I want to share with you why I love themes! I have mentioned before that themes allow us to be completely involved in a topic or idea and that we can gain so much language from themes. However, as a mom to a 3 year old, a practicing Speech Language Pathologist and being 6 months pregnant, I am beginning to realize that I can't expect these fabulous theme based learning opportunities to just happen.

I have decided that over the next two months, I am going to be purposefully focused on all of the reasons that I love the holidays and share those wonderful things with my daughter. I am going to be whole hearted about it. I would love for you to join us as we fully engage during a season that can get hectic and at times, out of control. I want to bring it back to the things that are important: spending time together, learning new things and sharing with others.

We are starting our Whole Hearted Holidays with pumpkins.

Monday, November 5, 2012

10 Years Ago

The other day I walked into the school where I currently work and realized that it was 10 years ago that I walked into my first school, Mill Creek Elementary, as a Speech Language Therapist. It is amazing how much I have learned over the past 10 years and how many people have been apart of my adventure in this wonderful field of communication disorders.

Among the most important lessons I have learned are:

Every child is different. We expect children to follow a typical path, and in some respects they do, but each child develops at different rates and in different ways. Each child has likes and dislikes that steer the activities that are engaging to them and help them along their developmental path. Getting to know each child that I have worked with and developing a personalized plan is one of the most rewarding things that I get to do.

Family involvement is very important. How each family interacts with their child effects the progress that the child experiences. Families who are more involved and incorporate the therapy goals into their every day lives will see a child who begins to use the skills they are learning in therapy in their daily interactions.

Themes are awesome! Changing themes each month or every other month helps keep the interest level high. My students are always excited when they come in and see the room is decorated completely differently and try to guess the new theme. I love that I can introduce relevant vocabulary, concepts and experiences. Books and craft projects are great ways to get the theme started, but I also love theme specific games, songs and poems.

There are a few people I want to thank as well. First, Holly Willis, for hiring a young therapist and giving me freedom to learn and practice my skills with her elementary school children. Second, Jocey Gomez, for training me and giving me great support and friendship all of my years in Osceola County.
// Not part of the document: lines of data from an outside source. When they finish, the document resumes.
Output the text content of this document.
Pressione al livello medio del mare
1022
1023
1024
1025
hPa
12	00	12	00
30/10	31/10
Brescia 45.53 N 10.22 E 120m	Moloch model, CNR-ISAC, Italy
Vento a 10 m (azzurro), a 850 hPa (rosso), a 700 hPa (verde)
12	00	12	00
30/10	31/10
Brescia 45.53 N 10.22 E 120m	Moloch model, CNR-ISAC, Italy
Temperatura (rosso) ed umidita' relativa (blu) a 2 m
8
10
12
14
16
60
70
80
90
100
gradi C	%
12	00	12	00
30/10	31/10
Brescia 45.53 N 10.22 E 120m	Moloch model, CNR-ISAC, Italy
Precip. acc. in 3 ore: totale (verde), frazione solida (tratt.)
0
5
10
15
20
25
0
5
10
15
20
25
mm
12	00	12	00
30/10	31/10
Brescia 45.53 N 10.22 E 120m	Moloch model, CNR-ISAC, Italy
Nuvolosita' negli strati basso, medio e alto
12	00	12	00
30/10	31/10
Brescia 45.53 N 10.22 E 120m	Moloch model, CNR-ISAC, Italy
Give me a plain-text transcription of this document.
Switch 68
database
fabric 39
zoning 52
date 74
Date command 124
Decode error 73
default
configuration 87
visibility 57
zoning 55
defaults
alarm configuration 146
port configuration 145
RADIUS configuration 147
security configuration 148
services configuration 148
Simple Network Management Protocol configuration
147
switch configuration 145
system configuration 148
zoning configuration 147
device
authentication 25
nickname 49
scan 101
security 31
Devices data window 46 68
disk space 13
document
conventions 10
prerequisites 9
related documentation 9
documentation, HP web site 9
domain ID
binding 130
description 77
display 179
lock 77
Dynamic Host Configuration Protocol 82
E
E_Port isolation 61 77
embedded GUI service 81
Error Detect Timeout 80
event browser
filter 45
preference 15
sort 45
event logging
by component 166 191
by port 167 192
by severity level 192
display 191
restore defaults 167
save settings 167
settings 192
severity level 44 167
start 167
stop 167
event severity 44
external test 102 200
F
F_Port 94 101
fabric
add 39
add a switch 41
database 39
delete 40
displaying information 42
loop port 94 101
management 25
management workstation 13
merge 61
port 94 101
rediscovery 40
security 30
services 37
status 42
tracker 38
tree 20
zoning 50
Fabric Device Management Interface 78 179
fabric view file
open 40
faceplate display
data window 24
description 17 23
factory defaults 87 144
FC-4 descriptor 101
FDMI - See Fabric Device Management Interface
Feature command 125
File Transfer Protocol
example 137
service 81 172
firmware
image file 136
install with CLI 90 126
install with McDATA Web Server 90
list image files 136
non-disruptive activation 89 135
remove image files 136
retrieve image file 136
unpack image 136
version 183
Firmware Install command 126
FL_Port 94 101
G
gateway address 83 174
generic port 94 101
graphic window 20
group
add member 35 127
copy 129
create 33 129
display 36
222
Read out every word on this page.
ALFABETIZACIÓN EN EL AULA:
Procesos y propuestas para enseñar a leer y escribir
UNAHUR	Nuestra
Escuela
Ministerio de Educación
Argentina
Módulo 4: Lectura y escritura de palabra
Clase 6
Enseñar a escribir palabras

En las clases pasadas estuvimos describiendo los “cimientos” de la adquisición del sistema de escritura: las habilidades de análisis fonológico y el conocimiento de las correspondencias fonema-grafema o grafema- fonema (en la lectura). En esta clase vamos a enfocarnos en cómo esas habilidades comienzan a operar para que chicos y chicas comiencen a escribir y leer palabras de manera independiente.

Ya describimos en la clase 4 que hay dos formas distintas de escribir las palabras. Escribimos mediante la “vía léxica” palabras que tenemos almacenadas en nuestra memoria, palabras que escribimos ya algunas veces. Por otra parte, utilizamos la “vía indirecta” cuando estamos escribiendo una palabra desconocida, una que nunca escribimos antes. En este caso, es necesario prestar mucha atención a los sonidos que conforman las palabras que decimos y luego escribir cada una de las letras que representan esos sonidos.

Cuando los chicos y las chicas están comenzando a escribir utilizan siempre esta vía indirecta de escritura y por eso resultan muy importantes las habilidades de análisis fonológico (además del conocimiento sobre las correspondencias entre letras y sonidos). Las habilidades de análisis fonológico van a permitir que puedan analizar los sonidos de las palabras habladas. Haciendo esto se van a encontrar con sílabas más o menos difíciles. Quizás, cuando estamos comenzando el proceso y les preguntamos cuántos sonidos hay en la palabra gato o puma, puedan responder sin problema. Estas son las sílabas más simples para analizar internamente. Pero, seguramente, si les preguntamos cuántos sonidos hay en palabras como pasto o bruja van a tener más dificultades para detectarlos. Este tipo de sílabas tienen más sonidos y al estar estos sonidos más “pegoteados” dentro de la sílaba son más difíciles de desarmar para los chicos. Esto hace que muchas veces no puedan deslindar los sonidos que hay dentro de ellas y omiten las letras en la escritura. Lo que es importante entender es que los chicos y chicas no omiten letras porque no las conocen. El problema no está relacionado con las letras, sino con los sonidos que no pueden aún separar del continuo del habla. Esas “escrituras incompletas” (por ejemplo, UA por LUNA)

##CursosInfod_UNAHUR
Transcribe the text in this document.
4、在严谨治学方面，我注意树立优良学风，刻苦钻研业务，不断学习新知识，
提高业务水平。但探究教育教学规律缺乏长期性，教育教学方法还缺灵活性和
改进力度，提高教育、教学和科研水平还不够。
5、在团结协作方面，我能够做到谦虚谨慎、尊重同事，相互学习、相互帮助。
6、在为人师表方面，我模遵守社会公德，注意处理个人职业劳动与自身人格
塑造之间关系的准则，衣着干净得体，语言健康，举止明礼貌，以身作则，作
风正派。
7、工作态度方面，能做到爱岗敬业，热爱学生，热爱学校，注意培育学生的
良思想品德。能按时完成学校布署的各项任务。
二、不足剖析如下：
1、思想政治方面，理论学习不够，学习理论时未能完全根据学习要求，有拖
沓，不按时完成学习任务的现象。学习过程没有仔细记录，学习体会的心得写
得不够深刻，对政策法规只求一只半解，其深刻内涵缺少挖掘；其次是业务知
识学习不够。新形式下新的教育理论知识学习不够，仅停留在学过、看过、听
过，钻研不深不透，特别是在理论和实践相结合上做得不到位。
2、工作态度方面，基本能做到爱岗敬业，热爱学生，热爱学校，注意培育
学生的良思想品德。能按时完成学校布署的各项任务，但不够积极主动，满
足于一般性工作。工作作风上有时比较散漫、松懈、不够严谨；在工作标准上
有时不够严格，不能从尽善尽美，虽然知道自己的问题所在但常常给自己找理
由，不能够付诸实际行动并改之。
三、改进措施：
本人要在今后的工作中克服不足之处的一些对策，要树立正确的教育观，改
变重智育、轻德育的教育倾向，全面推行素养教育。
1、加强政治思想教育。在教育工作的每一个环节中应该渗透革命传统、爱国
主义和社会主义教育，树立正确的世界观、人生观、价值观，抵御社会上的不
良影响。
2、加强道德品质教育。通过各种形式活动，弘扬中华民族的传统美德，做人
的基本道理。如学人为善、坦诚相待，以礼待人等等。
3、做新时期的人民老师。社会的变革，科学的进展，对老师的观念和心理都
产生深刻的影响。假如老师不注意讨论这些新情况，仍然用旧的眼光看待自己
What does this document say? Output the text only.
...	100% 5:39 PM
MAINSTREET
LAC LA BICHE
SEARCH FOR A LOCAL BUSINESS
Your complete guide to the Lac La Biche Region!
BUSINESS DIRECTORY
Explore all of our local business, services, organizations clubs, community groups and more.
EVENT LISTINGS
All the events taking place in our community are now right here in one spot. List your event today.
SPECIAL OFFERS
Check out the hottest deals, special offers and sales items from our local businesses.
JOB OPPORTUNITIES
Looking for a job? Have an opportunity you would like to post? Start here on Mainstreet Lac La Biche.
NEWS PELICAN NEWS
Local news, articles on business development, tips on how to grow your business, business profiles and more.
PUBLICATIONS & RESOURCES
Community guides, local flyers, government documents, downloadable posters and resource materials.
Third, Maureen Donohue, for challenging me to be my best and encouraging me. Of course there is my mom, who while I was studying in college and graduate school would ask about all of the things that I was learning, thus helping me learn by my "teaching" her and in the past few years asking me about new and challenging situations she encounters in her preschool which helps me keep the information that I share with her (and others) relevant and practical.

Thank you to Billy, my wonderful husband and now business partner. I love running our business together and I look forward to meeting the needs of those around us together. Also, to Elizabeth. You make a beautiful model for my blog entries! Thanks for having fun with whatever activities we do together. It has been a joy to watch you grow and learn.

Finally, I give highest thanks and praise to God for laying on my heart more than 16 years ago the desire to be a Speech Language Pathologist and for orchestrating all of the events in my life that have led me right here, right where I know - deep down in my soul - that I am supposed to be. To You, I give all the glory and honor.